HSBC was the only BIg Four bank to see its shares rise in 2023

UK banks have dished out bumper payouts to investors over the past three months as lenders rake in profits on the back of rising interest rates, according to new research.

Banks hiked their dividends to shareholders by 61 per cent to some £7.8bn to investors in the three months to the end of June, despite a wider slowdown in dividend payments to shareholders, according to the latest dividend monitor from Computershare.

UK dividends fell nine per cent in total on a headline basis to £32.8bn in the second quarter, on the back of a slowdown in frothy one-off special dividends.

The bumper period for banks comes as lenders make hay on the back of rate hikes over the past year and charge higher costs to borrowers.
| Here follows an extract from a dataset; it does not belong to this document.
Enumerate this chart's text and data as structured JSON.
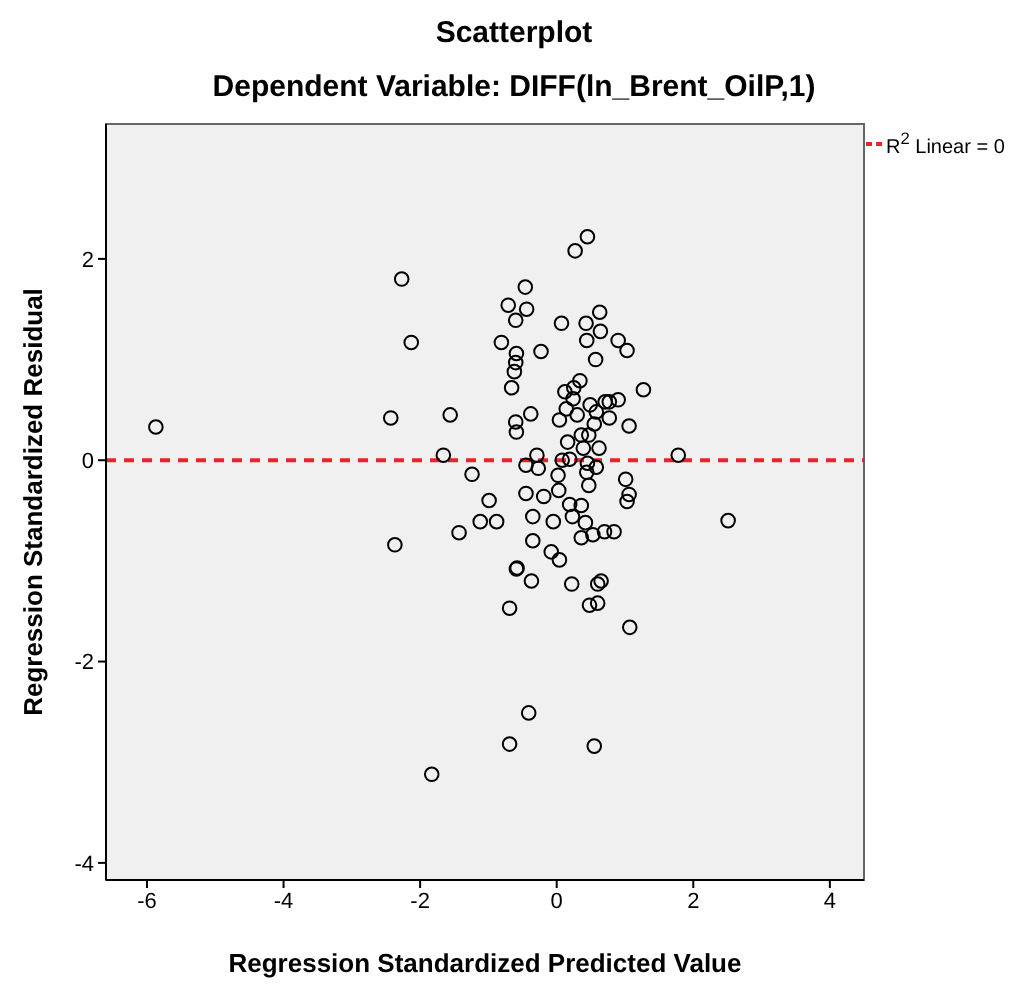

Mark Cleland, chief of issuer services at Computershare, said UK firms collectively had made bumper profits last year and dividends had followed suit.
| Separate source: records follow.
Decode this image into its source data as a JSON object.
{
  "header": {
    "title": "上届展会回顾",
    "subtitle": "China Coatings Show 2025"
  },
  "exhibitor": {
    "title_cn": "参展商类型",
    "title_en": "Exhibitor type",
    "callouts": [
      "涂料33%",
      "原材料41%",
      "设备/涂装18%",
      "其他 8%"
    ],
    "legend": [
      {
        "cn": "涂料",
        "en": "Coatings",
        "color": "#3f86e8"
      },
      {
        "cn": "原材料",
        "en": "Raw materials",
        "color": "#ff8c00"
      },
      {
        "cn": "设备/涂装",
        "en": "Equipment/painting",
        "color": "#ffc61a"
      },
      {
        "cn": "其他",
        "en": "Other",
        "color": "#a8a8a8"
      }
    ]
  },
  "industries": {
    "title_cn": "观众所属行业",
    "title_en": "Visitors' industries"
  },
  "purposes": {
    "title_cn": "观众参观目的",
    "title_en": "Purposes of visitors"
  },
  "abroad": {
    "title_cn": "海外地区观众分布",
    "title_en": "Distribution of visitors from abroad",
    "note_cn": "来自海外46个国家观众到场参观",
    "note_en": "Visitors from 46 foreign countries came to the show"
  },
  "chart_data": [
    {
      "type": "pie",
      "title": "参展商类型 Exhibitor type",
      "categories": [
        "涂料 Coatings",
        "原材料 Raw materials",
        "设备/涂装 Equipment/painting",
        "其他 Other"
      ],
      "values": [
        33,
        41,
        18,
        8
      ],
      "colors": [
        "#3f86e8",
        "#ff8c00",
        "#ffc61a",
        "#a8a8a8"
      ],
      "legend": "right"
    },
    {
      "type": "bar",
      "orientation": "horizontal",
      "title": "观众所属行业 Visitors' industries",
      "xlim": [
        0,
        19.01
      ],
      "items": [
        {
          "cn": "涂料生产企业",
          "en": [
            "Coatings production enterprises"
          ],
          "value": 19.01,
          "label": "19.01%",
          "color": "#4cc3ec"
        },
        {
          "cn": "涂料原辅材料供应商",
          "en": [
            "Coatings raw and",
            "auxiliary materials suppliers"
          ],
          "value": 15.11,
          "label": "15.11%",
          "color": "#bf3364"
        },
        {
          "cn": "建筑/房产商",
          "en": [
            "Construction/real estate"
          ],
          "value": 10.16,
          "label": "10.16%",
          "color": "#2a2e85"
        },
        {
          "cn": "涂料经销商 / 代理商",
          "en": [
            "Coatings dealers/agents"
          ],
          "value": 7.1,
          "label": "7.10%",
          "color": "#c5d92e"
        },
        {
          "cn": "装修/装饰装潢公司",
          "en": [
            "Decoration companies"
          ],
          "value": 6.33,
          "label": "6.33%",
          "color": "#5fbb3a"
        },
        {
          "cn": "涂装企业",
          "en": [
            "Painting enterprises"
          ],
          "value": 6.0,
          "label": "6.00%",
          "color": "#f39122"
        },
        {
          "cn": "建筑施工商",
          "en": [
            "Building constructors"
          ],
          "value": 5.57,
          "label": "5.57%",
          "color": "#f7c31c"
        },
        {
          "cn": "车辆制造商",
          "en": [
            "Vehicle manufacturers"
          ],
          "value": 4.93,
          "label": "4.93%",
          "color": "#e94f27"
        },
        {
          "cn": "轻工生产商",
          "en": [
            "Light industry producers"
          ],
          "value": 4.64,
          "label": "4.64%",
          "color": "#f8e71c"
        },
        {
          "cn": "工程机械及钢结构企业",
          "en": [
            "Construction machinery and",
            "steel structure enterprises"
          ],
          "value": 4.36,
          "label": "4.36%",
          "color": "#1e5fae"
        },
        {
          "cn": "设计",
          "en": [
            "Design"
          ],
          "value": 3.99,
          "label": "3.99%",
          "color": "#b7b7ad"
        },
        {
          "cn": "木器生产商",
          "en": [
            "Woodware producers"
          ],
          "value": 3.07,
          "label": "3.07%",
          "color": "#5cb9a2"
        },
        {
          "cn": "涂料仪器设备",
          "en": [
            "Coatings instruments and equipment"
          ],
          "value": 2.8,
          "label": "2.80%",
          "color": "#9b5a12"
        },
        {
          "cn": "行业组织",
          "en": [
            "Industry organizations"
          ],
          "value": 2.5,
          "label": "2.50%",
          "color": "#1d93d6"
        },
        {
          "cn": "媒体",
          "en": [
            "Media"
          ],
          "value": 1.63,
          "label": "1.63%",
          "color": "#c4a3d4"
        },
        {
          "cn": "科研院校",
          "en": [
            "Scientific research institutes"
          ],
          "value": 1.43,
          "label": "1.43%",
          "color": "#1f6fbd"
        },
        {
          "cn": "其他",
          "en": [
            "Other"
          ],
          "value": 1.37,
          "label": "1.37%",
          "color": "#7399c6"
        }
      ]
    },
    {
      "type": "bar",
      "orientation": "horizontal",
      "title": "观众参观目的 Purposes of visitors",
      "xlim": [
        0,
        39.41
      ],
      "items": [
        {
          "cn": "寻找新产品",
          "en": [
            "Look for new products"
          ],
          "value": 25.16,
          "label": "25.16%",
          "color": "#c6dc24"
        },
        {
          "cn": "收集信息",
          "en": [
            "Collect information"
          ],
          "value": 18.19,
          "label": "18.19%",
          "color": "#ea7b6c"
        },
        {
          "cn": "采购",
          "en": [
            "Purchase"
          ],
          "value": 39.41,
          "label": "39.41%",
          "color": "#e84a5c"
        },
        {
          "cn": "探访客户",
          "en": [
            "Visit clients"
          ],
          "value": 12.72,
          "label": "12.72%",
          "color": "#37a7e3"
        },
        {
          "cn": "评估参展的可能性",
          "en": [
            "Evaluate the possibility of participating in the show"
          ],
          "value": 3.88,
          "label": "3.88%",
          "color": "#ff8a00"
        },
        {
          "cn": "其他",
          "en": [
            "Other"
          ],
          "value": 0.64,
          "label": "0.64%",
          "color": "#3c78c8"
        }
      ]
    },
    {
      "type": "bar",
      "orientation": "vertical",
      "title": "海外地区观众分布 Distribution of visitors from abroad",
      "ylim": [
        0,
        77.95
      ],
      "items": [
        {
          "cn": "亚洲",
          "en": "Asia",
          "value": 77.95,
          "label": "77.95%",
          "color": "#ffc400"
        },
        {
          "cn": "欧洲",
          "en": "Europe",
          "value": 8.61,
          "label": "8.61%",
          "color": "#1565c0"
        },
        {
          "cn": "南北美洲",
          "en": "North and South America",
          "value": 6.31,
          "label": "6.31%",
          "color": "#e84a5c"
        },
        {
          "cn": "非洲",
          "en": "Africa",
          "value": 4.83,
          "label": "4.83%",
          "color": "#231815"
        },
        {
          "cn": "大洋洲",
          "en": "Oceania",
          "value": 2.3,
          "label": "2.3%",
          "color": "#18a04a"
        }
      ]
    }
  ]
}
“Banking profits are soaring as they benefit from higher interest rates, and dividends are following suit,” he added.

“Outside the banking sector, companies with pricing power are building margins, contributing to inflation but in turn boosting their dividend fire power, and there are still small pockets where dividends are still catching up after cuts made during the pandemic, which is boosting the total paid.”

HSBC is on track to becoming the UK’s largest dividend payer this year for the first time since 2008 after signalling it has cash to burn on further hikes in payouts and share buybacks this year.

The biggest negative impact on the overall figure came from sharply lower mining dividends, which fell by a third as lower commodity prices impacted cash flows in the sector.

Mining firms had led the charge over the past two years as wild commodity prices helped push up profits.